I was less than a week into my first trip to the Philippines. The trip was not so much about visiting the Philippines, rather it was about visiting a lady that I had met some 6 months earlier and exchanged a lot of mail and a few phone calls with… Feyma.
Of course visiting a country which I had never set foot in was a side benefit, and I was excited about that, but I was very excited to meet Feyma and see if she was the “great catch” that I had thought she was through the mail.
I had spent one day in Manila and 5 days in Cebu City. When I was in Manila, admittedly for only a short time, I was very unimpressed with the place, and figured at the entire was the mess that I saw in Manila. When I went to Cebu the next day, I was somewhat uplifted with what I saw. It was much nicer than Manila, and I was much more impressed. It still was not my cup of tea, but much better than expected.
After spending time with Feyma in Cebu, getting to know her extended family there, and such, it was time for us to head to Mindanao. Feyma was from the area around General Santos City, in Southern Mindanao. I had heard a LOT of bad things about Mindanao. It seemed I was taking my life in my hands even going there. But, even in just 6 months of letter writing and 5 days of getting to know each other in person, I had already come to love Feyma, and whatever the risk, it was worth it to me, so we scheduled our trip.
There were not a lot of people going to Mindanao in those days. And, I mean both Filipinos and Foreigners. The flight from Cebu to General Santos City was on a small 50 seat propeller plane, a Fokker 50. Very small, somewhat uncomfortable. It was about an hour and a half flight, as I recall. Flights between the two cities are much quicker now, since the flight is on modern jets.
As we left Cebu, flew over the ocean, and started approaching Mindanao, I started getting excited. I was not really scared of Mindanao, although I had some “healthy respect” of the place, I could see things from the plane that looked pretty nice to me. No real modern infrastructure, nothing like that. I saw a lot of farmland, plantations, etc. Back in those days, most of the roads around the island were dirt roads. Mindanao is a very large island, in fact it is the 2nd largest island in the Philippines and the 8th most populous island int he world! The Island of Mindanao is larger than 125 countries! So, it is a large place!

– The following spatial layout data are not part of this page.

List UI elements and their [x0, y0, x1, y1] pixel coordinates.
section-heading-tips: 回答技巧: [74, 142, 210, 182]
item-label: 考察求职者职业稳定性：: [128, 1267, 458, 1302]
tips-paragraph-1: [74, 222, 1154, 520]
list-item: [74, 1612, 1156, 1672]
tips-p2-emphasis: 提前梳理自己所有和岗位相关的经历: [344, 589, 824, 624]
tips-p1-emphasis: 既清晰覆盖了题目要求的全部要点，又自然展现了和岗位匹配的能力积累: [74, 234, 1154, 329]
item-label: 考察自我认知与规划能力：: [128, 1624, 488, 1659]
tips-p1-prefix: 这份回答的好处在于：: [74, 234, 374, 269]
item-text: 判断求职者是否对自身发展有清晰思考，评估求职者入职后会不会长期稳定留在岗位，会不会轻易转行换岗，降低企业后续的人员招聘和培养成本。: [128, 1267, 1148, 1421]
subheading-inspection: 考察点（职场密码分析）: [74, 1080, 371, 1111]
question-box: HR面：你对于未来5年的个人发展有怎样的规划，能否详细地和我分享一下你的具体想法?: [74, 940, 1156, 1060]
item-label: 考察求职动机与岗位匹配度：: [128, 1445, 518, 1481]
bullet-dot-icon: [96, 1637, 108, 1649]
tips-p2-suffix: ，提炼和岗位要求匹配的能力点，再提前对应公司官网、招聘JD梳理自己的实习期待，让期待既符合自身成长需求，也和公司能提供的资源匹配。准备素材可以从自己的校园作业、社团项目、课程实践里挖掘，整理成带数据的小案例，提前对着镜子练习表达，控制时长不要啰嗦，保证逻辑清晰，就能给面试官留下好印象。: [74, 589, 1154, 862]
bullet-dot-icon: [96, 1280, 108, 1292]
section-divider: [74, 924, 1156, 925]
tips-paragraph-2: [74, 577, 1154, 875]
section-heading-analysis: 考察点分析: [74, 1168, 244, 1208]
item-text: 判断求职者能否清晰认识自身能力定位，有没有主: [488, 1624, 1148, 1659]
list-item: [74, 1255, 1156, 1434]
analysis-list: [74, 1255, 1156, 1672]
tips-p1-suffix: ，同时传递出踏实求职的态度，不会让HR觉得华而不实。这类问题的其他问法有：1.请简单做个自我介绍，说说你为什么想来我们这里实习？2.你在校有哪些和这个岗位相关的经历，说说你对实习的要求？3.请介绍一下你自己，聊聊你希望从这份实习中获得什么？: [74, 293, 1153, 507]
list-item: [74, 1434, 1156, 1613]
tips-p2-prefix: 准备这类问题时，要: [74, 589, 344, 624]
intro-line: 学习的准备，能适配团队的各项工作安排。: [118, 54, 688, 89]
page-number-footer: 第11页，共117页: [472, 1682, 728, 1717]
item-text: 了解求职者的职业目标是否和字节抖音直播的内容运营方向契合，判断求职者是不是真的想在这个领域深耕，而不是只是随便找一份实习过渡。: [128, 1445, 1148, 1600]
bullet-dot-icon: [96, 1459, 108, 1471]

The closer that we got to General Santos City, of course the plane was at lower altitudes. I just kept my eyes out the window to get a feel for the place. I loved seeing all of the coconut plantations. Other kinds of agriculture too. In Manila everything was chaos. In Cebu it was better, but everything was fairly unorganized. In both Cities there was garbage all over the place, let’s of litter and pollution. As I flew over Mindanao, everything looked so clean and so orderly. It was like a different world compared to my previous 5 or 6 days in the Philippines. I was really liking what I was seeing.
When the plane landed at the old Buayan Airport, just outside the City of General Santos, I was finally on the ground in Mindanao. Some of Feyma’s siblings were there at the airport to meet us. They were unsure how much luggage we would have, so they had hired a big truck to meet us in! It was a flatbed truck, our luggage was thrown on the flatbed, and we climbed up to ride! It was all dirt roads from the airport to Feyma’s family home in Lagao, a (at that time) somewhat remote Barangay of the City. Along the road there were Carabao (Water Buffalo) all along the road. Some where laying down resting, others were being used to haul things from one place to another. I had never seen anything like this in my life, but I was really feeling the adventure!

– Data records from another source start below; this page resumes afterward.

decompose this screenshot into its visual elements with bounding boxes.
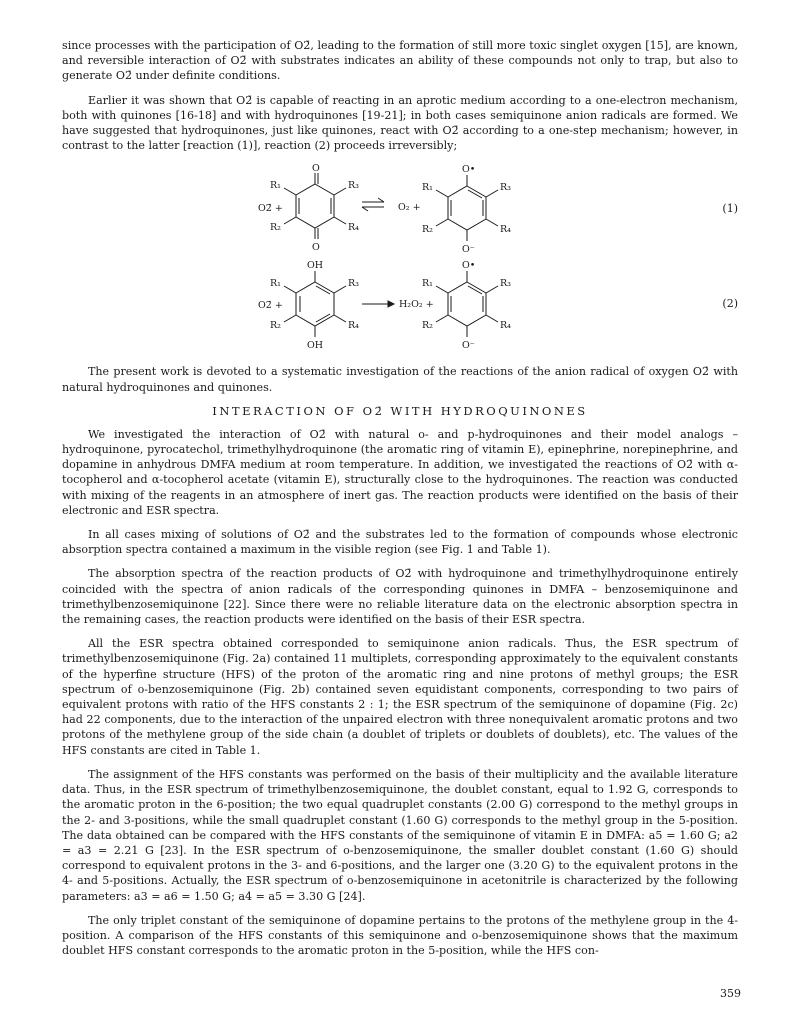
r2-label-2: R₂ — [270, 320, 281, 332]
reaction-1-number: (1) — [722, 202, 738, 216]
paragraph-7: All the ESR spectra obtained corresponded to semiquinone anion radicals. Thus, the ESR spectrum of trimethylbenzosemiquinone (Fig. 2a) contained 11 multiplets, corresponding approximately to the equivalent constants of the hyperfine structure (HFS) of the proton of the aromatic ring and nine protons of methyl groups; the ESR spectrum of o-benzosemiquinone (Fig. 2b) contained seven equidistant components, corresponding to two pairs of equivalent protons with ratio of the HFS constants 2 : 1; the ESR spectrum of the semiquinone of dopamine (Fig. 2c) had 22 components, due to the interaction of the unpaired electron with three nonequivalent aromatic protons and two protons of the methylene group of the side chain (a doublet of triplets or doublets of doublets), etc. The values of the HFS constants are cited in Table 1. — [62, 637, 738, 757]
paragraph-3: The present work is devoted to a systematic investigation of the reactions of the anion radical of oxygen O2̄ with natural hydroquinones and quinones. — [62, 365, 738, 394]
o2-minus-label-1: O2̄ + — [258, 203, 283, 215]
reaction-scheme-svg — [62, 162, 738, 356]
hydroxyl-label-bottom: OH — [307, 340, 324, 352]
oxo-label-top: O — [312, 163, 320, 175]
r4-label-p2: R₄ — [500, 320, 511, 332]
r2-label-p1: R₂ — [422, 224, 433, 236]
oxide-label-1: O⁻ — [462, 244, 475, 256]
reaction-2-number: (2) — [722, 297, 738, 311]
oxyl-label-1: O• — [462, 164, 476, 176]
o2-product-label: O₂ + — [398, 202, 421, 214]
paragraph-9: The only triplet constant of the semiquinone of dopamine pertains to the protons of the methylene group in the 4-position. A comparison of the HFS constants of this semiquinone and o-benzosemiquinone shows that the maximum doublet HFS constant corresponds to the aromatic proton in the 5-position, while the HFS con- — [62, 913, 738, 958]
paragraph-5: In all cases mixing of solutions of O2̄ and the substrates led to the formation of compounds whose electronic absorption spectra contained a maximum in the visible region (see Fig. 1 and Table 1). — [62, 528, 738, 557]
r1-label-p2: R₁ — [422, 278, 433, 290]
r3-label: R₃ — [348, 180, 359, 192]
paragraph-4: We investigated the interaction of O2̄ with natural o- and p-hydroquinones and their model analogs – hydroquinone, pyrocatechol, trimethylhydroquinone (the aromatic ring of vitamin E), epinephrine, norepinephrine, and dopamine in anhydrous DMFA medium at room temperature. In addition, we investigated the reactions of O2̄ with α-tocopherol and α-tocopherol acetate (vitamin E), structurally close to the hydroquinones. The reaction was conducted with mixing of the reagents in an atmosphere of inert gas. The reaction products were identified on the basis of their electronic and ESR spectra. — [62, 427, 738, 517]
r4-label: R₄ — [348, 222, 359, 234]
ring-semiquinone-2 — [436, 271, 498, 337]
page-body — [62, 38, 738, 967]
paragraph-8: The assignment of the HFS constants was performed on the basis of their multiplicity and the available literature data. Thus, in the ESR spectrum of trimethylbenzosemiquinone, the doublet constant, equal to 1.92 G, corresponds to the aromatic proton in the 6-position; the two equal quadruplet constants (2.00 G) correspond to the methyl groups in the 2- and 3-positions, while the small quadruplet constant (1.60 G) corresponds to the methyl group in the 5-position. The data obtained can be compared with the HFS constants of the semiquinone of vitamin E in DMFA: a5 = 1.60 G; a2 = a3 = 2.21 G [23]. In the ESR spectrum of o-benzosemiquinone, the smaller doublet constant (1.60 G) should correspond to equivalent protons in the 3- and 6-positions, and the larger one (3.20 G) to the equivalent protons in the 4- and 5-positions. Actually, the ESR spectrum of o-benzosemiquinone in acetonitrile is characterized by the following parameters: a3 = a6 = 1.50 G; a4 = a5 = 3.30 G [24]. — [62, 767, 738, 903]
o2-minus-label-2: O2̄ + — [258, 300, 283, 312]
equilibrium-arrow — [362, 198, 384, 211]
oxide-label-2: O⁻ — [462, 340, 475, 352]
h2o2-product-label: H₂O₂ + — [399, 299, 434, 311]
r3-label-2: R₃ — [348, 278, 359, 290]
r1-label-2: R₁ — [270, 278, 281, 290]
section-heading: INTERACTION OF O2̄ WITH HYDROQUINONES — [212, 403, 588, 418]
r3-label-p2: R₃ — [500, 278, 511, 290]
r1-label-p1: R₁ — [422, 182, 433, 194]
oxo-label-bottom: O — [312, 242, 320, 254]
r3-label-p1: R₃ — [500, 182, 511, 194]
paragraph-1: since processes with the participation of O2̄, leading to the formation of still more toxic singlet oxygen [15], are known, and reversible interaction of O2̄ with substrates indicates an ability of these compounds not only to trap, but also to generate O2̄ under definite conditions. — [62, 39, 738, 83]
ring-semiquinone-1 — [436, 175, 498, 241]
reaction-scheme — [62, 162, 738, 356]
hydroxyl-label-top: OH — [307, 260, 324, 272]
page-number: 359 — [720, 987, 741, 1000]
forward-arrow — [362, 301, 394, 307]
ring-hydroquinone — [284, 271, 346, 337]
paragraph-2: Earlier it was shown that O2̄ is capable of reacting in an aprotic medium according to a one-electron mechanism, both with quinones [16-18] and with hydroquinones [19-21]; in both cases semiquinone anion radicals are formed. We have suggested that hydroquinones, just like quinones, react with O2̄ according to a one-step mechanism; however, in contrast to the latter [reaction (1)], reaction (2) proceeds irreversibly; — [62, 93, 738, 153]
r4-label-p1: R₄ — [500, 224, 511, 236]
paragraph-6: The absorption spectra of the reaction products of O2̄ with hydroquinone and trimethylhydroquinone entirely coincided with the spectra of anion radicals of the corresponding quinones in DMFA – benzosemiquinone and trimethylbenzosemiquinone [22]. Since there were no reliable literature data on the electronic absorption spectra in the remaining cases, the reaction products were identified on the basis of their ESR spectra. — [62, 567, 738, 627]
ring-quinone — [284, 173, 346, 239]
r4-label-2: R₄ — [348, 320, 359, 332]
oxyl-label-2: O• — [462, 260, 476, 272]
r2-label: R₂ — [270, 222, 281, 234]
r2-label-p2: R₂ — [422, 320, 433, 332]
r1-label: R₁ — [270, 180, 281, 192]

I did not really feel any danger, but I was keeping my eyes peeled, based on all of the negative things that I had heard about Mindanao.
After maybe 20 minutes of riding on the “dirt highway” we came to the place where we would turn off the highway and onto a smaller dirt road. We were in Lagao, and getting very close to the family home. People saw that there was a foreigner on the back of the truck, and foreigners were rarely seen in Mindanao back in those days. Kids started running after the truck to see why a foreigner was in town! By the time we reached the house, we had quite a following of curious people.